Burlington Mayor Proposes Statewide Carbon Fee
Burlington, Vermont’s mayor is proposing a statewide carbon fee that he says would be revenue-neutral and would significantly cut the state’s emissions by 2040.
Renewable Energy Vermont’s annual conference theme of Empowering Energy Transformation was the setting as Burlington Mayor Miro Weinberger unveiled a new climate and energy proposal for the state. The Democrat says it would be a transformative method to reduce carbon emissions by properly pricing the cost of carbon pollution. “What I want to do is to share a specific proposal for a statewide revenue-neutral Vermont carbon pollution fee. By revenue-neutral I mean that this proposal will not generate new revenues for the state of Vermont. Money collected by the state would be rebated back to Vermont households and businesses and keep those resources working in the economy. And that’s a critical difference from a lot of the carbon taxation proposals that you hear. And that’s why I think it’s really important and fair to call this a carbon fee not a carbon tax. The idea is to put a fee on the cost of oil and gas companies doing business in Vermont but not to raise government revenues from Vermonters who are already very heavily taxed.”
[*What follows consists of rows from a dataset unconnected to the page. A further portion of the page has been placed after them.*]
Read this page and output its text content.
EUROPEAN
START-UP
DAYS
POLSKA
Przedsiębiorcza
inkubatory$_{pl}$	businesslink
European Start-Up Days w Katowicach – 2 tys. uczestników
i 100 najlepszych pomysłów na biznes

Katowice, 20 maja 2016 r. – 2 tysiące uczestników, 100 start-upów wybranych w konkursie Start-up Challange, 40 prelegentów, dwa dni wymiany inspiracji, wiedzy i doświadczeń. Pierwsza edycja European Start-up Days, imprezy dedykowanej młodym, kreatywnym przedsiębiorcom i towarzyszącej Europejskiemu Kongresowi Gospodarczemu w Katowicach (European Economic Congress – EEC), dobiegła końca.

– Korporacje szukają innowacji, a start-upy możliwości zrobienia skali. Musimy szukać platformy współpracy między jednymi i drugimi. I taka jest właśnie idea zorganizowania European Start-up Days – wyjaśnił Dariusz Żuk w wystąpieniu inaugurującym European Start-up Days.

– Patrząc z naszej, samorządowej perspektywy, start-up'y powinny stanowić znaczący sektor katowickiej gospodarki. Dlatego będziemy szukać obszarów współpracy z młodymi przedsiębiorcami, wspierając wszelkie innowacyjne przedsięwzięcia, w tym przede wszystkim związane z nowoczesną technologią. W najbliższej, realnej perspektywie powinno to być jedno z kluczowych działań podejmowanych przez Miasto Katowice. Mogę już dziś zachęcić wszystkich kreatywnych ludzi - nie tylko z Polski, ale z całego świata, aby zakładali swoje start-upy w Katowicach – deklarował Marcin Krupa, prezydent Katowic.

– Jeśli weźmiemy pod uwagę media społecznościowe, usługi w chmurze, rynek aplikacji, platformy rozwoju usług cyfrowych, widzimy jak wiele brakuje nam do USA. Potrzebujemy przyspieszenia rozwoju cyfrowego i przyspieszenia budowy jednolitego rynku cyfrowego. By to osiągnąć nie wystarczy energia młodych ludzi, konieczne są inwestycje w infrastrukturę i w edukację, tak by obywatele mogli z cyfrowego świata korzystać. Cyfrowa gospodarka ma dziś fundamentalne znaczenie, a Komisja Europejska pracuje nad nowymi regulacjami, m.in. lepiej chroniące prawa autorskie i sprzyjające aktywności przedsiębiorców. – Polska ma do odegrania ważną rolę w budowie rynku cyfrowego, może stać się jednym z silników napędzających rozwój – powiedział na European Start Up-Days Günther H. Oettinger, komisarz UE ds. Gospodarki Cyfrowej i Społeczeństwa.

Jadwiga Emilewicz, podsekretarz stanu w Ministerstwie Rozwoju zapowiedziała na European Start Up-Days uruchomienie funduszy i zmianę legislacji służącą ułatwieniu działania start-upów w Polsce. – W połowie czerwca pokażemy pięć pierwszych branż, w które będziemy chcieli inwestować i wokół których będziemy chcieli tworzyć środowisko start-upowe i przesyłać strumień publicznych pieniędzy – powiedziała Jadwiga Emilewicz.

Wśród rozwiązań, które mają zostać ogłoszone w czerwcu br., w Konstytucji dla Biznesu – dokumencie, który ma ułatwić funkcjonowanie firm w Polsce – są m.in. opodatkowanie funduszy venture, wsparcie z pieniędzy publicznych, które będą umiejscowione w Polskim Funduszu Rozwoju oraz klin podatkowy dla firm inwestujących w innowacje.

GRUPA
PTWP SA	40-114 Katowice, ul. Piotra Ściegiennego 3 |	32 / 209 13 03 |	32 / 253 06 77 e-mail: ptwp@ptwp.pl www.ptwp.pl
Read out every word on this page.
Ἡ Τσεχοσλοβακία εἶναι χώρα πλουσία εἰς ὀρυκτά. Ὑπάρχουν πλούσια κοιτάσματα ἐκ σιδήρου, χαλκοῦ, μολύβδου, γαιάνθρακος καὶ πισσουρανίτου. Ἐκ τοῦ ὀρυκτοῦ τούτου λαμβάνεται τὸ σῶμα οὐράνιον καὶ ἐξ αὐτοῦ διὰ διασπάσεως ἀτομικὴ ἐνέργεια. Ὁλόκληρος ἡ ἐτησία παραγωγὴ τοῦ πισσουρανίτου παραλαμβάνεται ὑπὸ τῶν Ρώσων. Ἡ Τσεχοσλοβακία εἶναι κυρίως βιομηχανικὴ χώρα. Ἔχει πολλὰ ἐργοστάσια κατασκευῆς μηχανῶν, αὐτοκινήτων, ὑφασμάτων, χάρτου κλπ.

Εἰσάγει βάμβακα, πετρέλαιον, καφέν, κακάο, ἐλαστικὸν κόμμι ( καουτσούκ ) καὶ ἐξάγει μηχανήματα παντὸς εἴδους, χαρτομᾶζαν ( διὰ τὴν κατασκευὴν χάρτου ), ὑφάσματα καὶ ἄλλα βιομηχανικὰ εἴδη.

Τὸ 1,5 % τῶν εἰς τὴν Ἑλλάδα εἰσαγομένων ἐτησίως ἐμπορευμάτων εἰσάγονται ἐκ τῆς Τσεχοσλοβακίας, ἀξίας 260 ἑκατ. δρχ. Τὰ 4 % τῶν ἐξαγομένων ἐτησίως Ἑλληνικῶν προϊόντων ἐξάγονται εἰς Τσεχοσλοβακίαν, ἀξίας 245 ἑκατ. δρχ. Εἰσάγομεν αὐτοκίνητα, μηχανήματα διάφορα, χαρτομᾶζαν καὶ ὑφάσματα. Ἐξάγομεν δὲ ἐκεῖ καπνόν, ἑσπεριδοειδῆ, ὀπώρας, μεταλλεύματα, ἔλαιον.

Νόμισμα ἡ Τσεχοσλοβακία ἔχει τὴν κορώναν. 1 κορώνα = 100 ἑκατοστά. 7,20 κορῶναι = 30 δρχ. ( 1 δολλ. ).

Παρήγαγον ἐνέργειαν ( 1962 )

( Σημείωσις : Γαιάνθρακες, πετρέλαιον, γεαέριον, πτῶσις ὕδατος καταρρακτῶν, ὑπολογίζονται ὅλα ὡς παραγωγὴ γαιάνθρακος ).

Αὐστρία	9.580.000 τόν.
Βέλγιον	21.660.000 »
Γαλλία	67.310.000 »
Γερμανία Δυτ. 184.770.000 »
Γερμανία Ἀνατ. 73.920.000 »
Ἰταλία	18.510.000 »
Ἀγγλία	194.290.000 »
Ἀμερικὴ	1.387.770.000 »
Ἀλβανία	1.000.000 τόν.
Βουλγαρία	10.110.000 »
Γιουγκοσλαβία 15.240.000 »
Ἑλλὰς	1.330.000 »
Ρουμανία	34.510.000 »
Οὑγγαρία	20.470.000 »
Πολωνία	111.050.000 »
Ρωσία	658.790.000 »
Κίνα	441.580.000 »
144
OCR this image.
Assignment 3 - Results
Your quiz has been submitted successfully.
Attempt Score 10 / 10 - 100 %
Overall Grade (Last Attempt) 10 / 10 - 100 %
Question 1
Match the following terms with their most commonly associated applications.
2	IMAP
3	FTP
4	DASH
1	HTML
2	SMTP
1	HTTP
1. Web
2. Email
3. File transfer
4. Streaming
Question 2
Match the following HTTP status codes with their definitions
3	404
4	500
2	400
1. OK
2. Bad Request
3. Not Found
Mayor Weinberger included an analysis that found a carbon price starting at $30 a ton on heating and transportation fuels, rising annually at 10 percent above the rate of inflation through 2034 and then at 5 percent above inflation annually after that, combined with Vermont’s existing carbon emissions regulations, would result in a 25 percent reduction in emissions by 2030 and a 37 percent reduction by 2040. “These are big reductions. This would make a major dent in our state’s greenhouse gas emissions and go a long way to put Vermont on the right trajectory to meet our state’s climate and energy goals. Just as importantly the model shows that the fee will have a significant net positive impact on Vermont’s economy. The economic benefits are driven by the rebate system. We modeled a per capita rebate for every household and a rebate for businesses in proportion to how many jobs they support. Our proposal assumes that these rebates would be issued on a monthly or a quarterly basis directly to households and businesses in Vermont.”
Environmental advocates stood behind the mayor as he announced the plan. Vermont Public Interest Research Group Climate and Energy Program Director Ben Edgerly Walsh says the proposal is actually a simple idea. “It basically says fossil fuel companies need to pay for the damage that they are causing to the climate. And what you have here is a city really leading the way. Burlington is taking action after action to actually get to its climate commitments.”
Vermont Natural Resources Council Energy and Climate program Director Johanna Miller says the idea can demonstrate the benefits of investing in actions to combat climate change. “The long and the short of it is we are paying right now for climate change not only in cold hard cash but also in quality of life and it’s my hope that it’s a great model for the state. There are a lot of other big ideas that I think that would compliment this policy including turning our long-held climate reduction goals into requirements.”
Walsh notes that the mayor’s proposal is being offered to the state Legislature for its consideration. “At the end of the day the question is are we actually serious about getting to our climate commitments as a city, as a state? And that’s the test that we are going to be putting to the legislature. And whether they want to accomplish those goals through this particular policy or another actually hitting those goals, cutting fossil fuel usage and saving Vermonters’ money, really is the litmus test.”